Friday, June 12, 2009

Recovery

I am a pretty healthy person. Before giving birth to Hannah, the longest I had ever been in a hospital was about the hour you spend each year (or two years) for your annual check up. So this C-section has been my first major or minor surgery ever (besides having my wisdom teeth out).

Anyhow, it has been quite the experience. I had no idea that the recovery was such a process. With Hannah I was out of the hospital in 2 days and going for walks within a couple days after that. With the C-section, I couldn't even get out of bed by myself the first night I was home. It is such a weird experience not being able to do things on your own. Lucky for me, I had tons of loving family in town that didn't mind waiting on me. Everyone was totally willing to get things for me and give up the nicest chair for me, etc..which was great.

There have been 2 really difficult parts to this recovery. The first is not being able/allowed to pick up Hannah. It's really sad not being able to play with your daughter. That was really hard on me the first week. Lucky for me I had tons of family around to keep her entertained and active. I can't imagine what she would have felt like if I had come home from the hospital with a new baby and then I "refused" to play with her. As I get better, I can carry her short distances when necessary and I can sit on the floor with her. However, I am still alittle afraid that she will randomly hit or kick my belly on accident...it's been known to happen.

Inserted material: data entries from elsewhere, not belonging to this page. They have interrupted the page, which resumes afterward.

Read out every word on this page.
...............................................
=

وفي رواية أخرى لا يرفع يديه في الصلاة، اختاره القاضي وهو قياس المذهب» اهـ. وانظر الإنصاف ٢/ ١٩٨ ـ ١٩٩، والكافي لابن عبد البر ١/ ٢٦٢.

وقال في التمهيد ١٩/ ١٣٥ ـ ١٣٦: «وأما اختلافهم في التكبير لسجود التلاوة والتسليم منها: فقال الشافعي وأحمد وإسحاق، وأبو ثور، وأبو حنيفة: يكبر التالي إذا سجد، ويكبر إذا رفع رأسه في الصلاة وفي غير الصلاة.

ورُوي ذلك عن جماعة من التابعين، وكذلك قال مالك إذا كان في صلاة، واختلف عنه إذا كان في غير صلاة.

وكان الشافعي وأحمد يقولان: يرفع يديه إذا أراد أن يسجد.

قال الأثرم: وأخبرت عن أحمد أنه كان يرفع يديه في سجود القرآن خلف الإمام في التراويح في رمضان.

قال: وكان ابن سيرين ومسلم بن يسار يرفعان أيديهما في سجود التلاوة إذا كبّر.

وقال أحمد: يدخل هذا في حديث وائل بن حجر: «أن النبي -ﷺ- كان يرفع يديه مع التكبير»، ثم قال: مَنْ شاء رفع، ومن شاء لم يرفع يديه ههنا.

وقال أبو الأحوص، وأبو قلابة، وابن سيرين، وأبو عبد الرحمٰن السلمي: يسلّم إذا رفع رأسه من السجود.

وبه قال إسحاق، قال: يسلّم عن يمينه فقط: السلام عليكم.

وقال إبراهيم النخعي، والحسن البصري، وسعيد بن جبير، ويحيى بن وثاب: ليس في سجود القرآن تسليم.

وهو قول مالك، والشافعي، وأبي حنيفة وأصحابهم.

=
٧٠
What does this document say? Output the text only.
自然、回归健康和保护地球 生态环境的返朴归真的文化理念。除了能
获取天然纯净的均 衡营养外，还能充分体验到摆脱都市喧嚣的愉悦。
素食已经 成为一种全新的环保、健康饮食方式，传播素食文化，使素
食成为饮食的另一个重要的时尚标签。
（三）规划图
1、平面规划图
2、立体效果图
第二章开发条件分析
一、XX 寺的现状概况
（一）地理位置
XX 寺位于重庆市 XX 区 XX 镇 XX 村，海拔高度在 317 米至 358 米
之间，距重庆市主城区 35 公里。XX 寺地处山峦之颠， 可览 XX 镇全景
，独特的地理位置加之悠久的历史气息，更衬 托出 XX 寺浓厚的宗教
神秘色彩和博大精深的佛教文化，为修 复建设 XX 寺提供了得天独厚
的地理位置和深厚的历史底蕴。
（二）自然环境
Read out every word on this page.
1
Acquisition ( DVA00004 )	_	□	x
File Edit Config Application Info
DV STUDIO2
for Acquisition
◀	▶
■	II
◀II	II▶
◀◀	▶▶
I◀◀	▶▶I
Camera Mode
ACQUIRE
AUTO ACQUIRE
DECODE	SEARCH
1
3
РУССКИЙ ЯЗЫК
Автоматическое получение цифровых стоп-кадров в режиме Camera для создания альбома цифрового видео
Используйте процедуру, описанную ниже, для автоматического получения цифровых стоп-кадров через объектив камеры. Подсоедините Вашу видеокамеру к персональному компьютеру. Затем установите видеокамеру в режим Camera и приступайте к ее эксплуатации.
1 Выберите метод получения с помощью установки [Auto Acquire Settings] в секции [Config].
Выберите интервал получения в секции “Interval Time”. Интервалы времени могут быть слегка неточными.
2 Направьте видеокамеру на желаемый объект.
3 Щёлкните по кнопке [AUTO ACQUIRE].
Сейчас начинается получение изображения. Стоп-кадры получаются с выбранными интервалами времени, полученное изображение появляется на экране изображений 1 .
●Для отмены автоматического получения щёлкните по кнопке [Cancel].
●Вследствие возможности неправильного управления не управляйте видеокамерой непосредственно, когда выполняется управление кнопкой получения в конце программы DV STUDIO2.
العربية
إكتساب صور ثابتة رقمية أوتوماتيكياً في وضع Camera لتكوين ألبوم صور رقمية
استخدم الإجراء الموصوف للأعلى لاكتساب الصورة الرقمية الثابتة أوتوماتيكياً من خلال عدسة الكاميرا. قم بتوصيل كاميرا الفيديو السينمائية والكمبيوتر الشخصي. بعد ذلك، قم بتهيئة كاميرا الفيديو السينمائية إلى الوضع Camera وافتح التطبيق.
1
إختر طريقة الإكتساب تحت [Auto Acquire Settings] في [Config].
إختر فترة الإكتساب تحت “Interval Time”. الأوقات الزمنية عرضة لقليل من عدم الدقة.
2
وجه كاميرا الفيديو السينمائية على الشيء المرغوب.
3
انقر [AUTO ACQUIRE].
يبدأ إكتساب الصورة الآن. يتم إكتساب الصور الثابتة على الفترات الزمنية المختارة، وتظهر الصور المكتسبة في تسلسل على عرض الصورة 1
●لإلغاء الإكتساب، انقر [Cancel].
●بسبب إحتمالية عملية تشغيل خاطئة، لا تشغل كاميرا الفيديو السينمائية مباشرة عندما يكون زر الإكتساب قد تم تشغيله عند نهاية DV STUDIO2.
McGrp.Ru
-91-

The second difficult part, as mentioned earlier, is not being able to do things by myself. But even harder is to ask for help. Even with such a loving family around, it's still difficult to ask people to help pull you up, or to carry your daughter to bed for you. My tendency is to try to do it by myself. This is not always the best thing. I have had to learn to just relax and enjoy the fact that people want to help me out and do things for me. There is such grace involved in accepting help.

I think this is what old people must feel like. At one point, you were totally self-sufficient, and now you're not. I think one of the keys to aging well is learning to accept help with things that you used to be able to do on your own; realizing that there are people out there that are more than willing to help with everyday things as long as you let them do so. Lucky for me, I am coming out of my dependent stage and am slowly able to do things on my own. Hopefully I can practice accepting help with grace so that as I get older it won't be so hard.

Anyhow, not all recovery has been bad. I can now see my toes...and they are back to their normal size again. I can also tie my own shoes. Also, I weighted myself the other day (dangerous, I know), but I have lost 30lbs...granted about 11 of that is Peter-weight, but still. My goal is to loose another 30 so I am back to my pre-Hannah-pregnancy weight. Hopefully I can get there before I get pregnant again. We'll see...

1 comment:

Lauren said...

You can totally lose that 30 lbs. I've lost 20 and want to lose another 10-15. We can do it together!

Also, I'm glad recovery is going well and that you haven't had any complications with the incision or anything. That would stink.